Prahara di gelanggang politik Republik Korea

(VOVworld) –   Di gelanggang politik Republik Korea sedang ada indikasi krisis  ketika Partai yang berkuasa terpecah belah dan Presiden Republik Korea, Park Geun-hye sedang berupaya mengubah situasi dengan cara melakukan perombakan kabinet. Skandal yang bersangkutan dengan orang-orang dekat Presiden Park Geun-hye  dituduh  menyalahgunakan hubungan-hubungan untuk melakukan campur tangan pada semua masalah kenegaraan yang penting telah menimbulkan pengaruh negatif terhadap tidak hanya prestise pemimpin ini, tapi juga bisa diikuti oleh akibat-akibat yang sangat sulit diduga. 


Prahara  di gelanggang politik Republik Korea - ảnh 1
Presiden Park Geun-hye 
(Foto : EPA/Kantor berita Vietnam)


Skandal tersebut telah membuat puluhan ribu warga Republik Korea turun jalan-jalan melakukan demonstrasi di Seoul, Ibukota Republik Korea untuk menuntut kepada Presiden Park Geun-hye supaya meninggalkan jabatan atau dimakzulkan.
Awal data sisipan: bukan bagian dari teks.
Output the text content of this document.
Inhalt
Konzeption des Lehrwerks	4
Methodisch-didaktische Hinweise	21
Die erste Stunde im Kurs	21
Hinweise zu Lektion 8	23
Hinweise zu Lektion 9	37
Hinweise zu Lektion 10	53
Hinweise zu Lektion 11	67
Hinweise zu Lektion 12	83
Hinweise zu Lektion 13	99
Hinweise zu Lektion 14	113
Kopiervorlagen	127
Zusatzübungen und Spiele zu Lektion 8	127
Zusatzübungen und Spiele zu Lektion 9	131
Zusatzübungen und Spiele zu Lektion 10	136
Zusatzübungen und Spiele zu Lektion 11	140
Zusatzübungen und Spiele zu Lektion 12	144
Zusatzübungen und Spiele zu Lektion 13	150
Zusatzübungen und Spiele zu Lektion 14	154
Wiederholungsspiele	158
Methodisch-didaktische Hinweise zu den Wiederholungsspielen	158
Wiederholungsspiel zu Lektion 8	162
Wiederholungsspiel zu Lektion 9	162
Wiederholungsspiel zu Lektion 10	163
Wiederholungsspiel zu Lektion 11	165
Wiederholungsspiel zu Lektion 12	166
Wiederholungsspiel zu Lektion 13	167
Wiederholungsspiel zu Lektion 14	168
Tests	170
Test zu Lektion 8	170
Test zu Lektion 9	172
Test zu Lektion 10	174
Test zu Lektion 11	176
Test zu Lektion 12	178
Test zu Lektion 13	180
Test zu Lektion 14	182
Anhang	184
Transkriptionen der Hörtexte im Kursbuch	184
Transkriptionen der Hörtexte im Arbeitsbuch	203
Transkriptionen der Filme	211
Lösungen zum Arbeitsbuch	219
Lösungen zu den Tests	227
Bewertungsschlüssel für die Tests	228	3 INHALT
Ketika menghadapi tekanan-tekanan dari opini umum dan khususnya baik dari internal Partai Saenuri (atau Partai yang berkuasa) maupun partai- partai oposisi, Presiden Park Geun-hye telah mengumumkan perombakan kabinet. Dia telah menominasikan pengganti Perdana Menteri (PM), Deputi  PM urusan masalah-masalah ekonomi dan Menteri Keselamatan Rakyat. Akan tetapi, semua keputusan-nya telah ditentang oleh Partai-Partai oposisi di Republik Korea karena tidak ada konsultasi lebih dulu. Parlemen juga menyatakan akan tidak mengesahkan keputusan penggantian orang yang dilakukan oleh Presiden Park Geun-hye. Sebelumnya, delapan diantara jumlah asisten senior dari Presiden Park Geun-hye telah mengundurkan diri setelah skandal ini.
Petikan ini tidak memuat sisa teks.